更新日:2024年9月10日
猫の関節炎とは、どのような傷病なのでしょうか?
症状や原因、治療法について見てみましょう。
この記事の監修者
獣医師
三宅 亜希
TRIPECT lab.代表、東京都獣医師会広報委員
TRIPECT lab.代表、東京都獣医師会広報委員
猫でよくみられる関節炎は、変形性関節症です。
変形性関節症とは、骨と骨の連結部分である関節をなめらかに動かすために必要な軟骨と周囲組織がなんらかの原因で変形して炎症が起こる病気です。
年齢、肥満、環境、遺伝などが関与します。
変形性関節症は、関節の軟骨や周囲組織に障害が起こる病気で、一次性(原発性または突発性)のものと、二次性のものがあります。
多くの高齢猫が、変形性関節症を起こしていると考えられています。
しかし、変形性関節症により活動量が落ちていても、年のせいだと感じたり、はっきりとした症状が出ないケースもあったりするため、飼い主さんが気付かないことも多い病気です。
関節炎によって、毛づくろいをしづらくなることで、毛づくろいをする回数が減ったり、毛づくろいをしない箇所ができたりします。
不十分な毛づくろいにより、毛がボサボサになっている様子で病気に気付くことが多いです。
猫は高いところが好きですが、下に飛び降りる、家具などに飛び移る、などをするときに痛みが走るため高いところに行かなくなることがあります。

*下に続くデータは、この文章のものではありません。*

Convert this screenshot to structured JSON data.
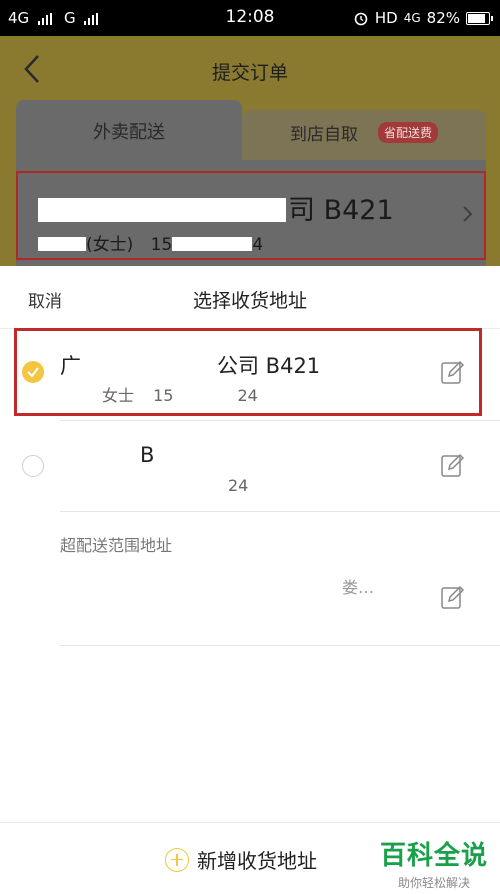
{
  "status_bar": {
    "network1": "4G",
    "network2": "G",
    "time": "12:08",
    "hd": "HD",
    "net_right": "4G",
    "battery": "82%"
  },
  "header": {
    "title": "提交订单",
    "tab_delivery": "外卖配送",
    "tab_pickup": "到店自取",
    "pickup_badge": "省配送费"
  },
  "current_address": {
    "line1": "司 B421",
    "name": "(女士)",
    "phone": "15",
    "phone_tail": "4"
  },
  "sheet": {
    "cancel": "取消",
    "title": "选择收货地址",
    "addresses": [
      {
        "line1_prefix": "广",
        "line1": "公司 B421",
        "name": "女士",
        "phone": "15",
        "phone_tail": "24",
        "selected": true
      },
      {
        "line1": "B",
        "phone_tail": "24",
        "selected": false
      }
    ],
    "out_of_range_label": "超配送范围地址",
    "out_of_range": [
      {
        "text": "娄…"
      }
    ],
    "add_button": "新增收货地址"
  },
  "watermark": {
    "title": "百科全说",
    "subtitle": "助你轻松解决"
  },
  "colors": {
    "accent": "#f3c540",
    "highlight": "#c02a2a",
    "watermark": "#1aa04a"
  }
}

また、痛みのせいで、立つ、座る、歩くといった動作がぎこちなくなったり、攻撃的になったりすることもあります。
一次性(原発性または突発性)
加齢に伴い発症するため、長い間、関節を使ってきたことで関節の軟骨が修復困難になっている、などの原因が考えられますが、詳細は不明です。
二次性
軟骨そのものは正常でも、ほかの病気により続発的に発生することもあります。
猫では、遺伝的な素因があるとされているデボン・レックスの膝蓋骨脱臼や、シャムの股関節異型性、スコティッシュ・フォールドの関節症などが原因になりえます。
また、外傷、膝蓋骨脱臼などが原因となることもあります。
一次性の関節炎は、かかりやすい猫種はとくになく、すべての高齢の猫で起こります。
二次性の関節炎は、遺伝的に関節疾患を起こしやすい猫種での注意が必要です。
デボン・レックスの膝蓋骨脱臼、シャムの股関節異型性、スコティッシュ・フォールドの関節症などが挙げられます。
投薬
基本的には、痛み止めの投与などの内科的な治療が選択されます。
軟骨成分を補うとされているサプリメントを併用することもあります。
肥満の場合は、体重管理をすることも大切な治療法の1つとなります。
また、運動も関節を支える筋肉を発達させるために重要ですが、痛みが強い場合は休ませます。
関節炎にかかってしまった場合、どのくらいの治療費がかかるのでしょうか?
保険会社の保険金請求データをもとにした治療費の例を見てみましょう。
猫種:ブリティッシュ・ショートヘア(7歳)
内容:通院1日
| 診療明細例 | |
|---|---|
| 診療項目(内容) | 金額(円) |
| 診察 | 700円 |
| 内服薬 | 3,500円 |
| 処方 | 500円 |
| 合計 | 4,700円 |
体重管理
肥満を防ぐことにより、関節への負担を軽減します。
たとえば4sの猫が4.3sになった場合、あまり変化がないように感じるかもしれませんが、60sの成人が64〜65sになったのと同じだけ負担がかかります。
獣医師と相談のうえ、ダイエットフードを取り入れるなどの食事管理を行い、肥満を防ぐようにしましょう。
適度な運動
適度な運動は、肥満の防止、健康維持に非常に大切です。
また、筋肉が発達することで関節を支えられるようになるため、非常に重要です。
床材の見直し
四肢が滑りやすいと思わぬ事故を招いたり、関節に負荷がかかったりすることがあります。
コルク板やカーペットなど、滑りにくい素材のものを敷くとよいでしょう。また、フローリングに塗る滑り止めなどもあります。
爪のチェック
伸びすぎた爪も四肢が滑りやすくなる要因なので、定期的にチェックするようにしましょう。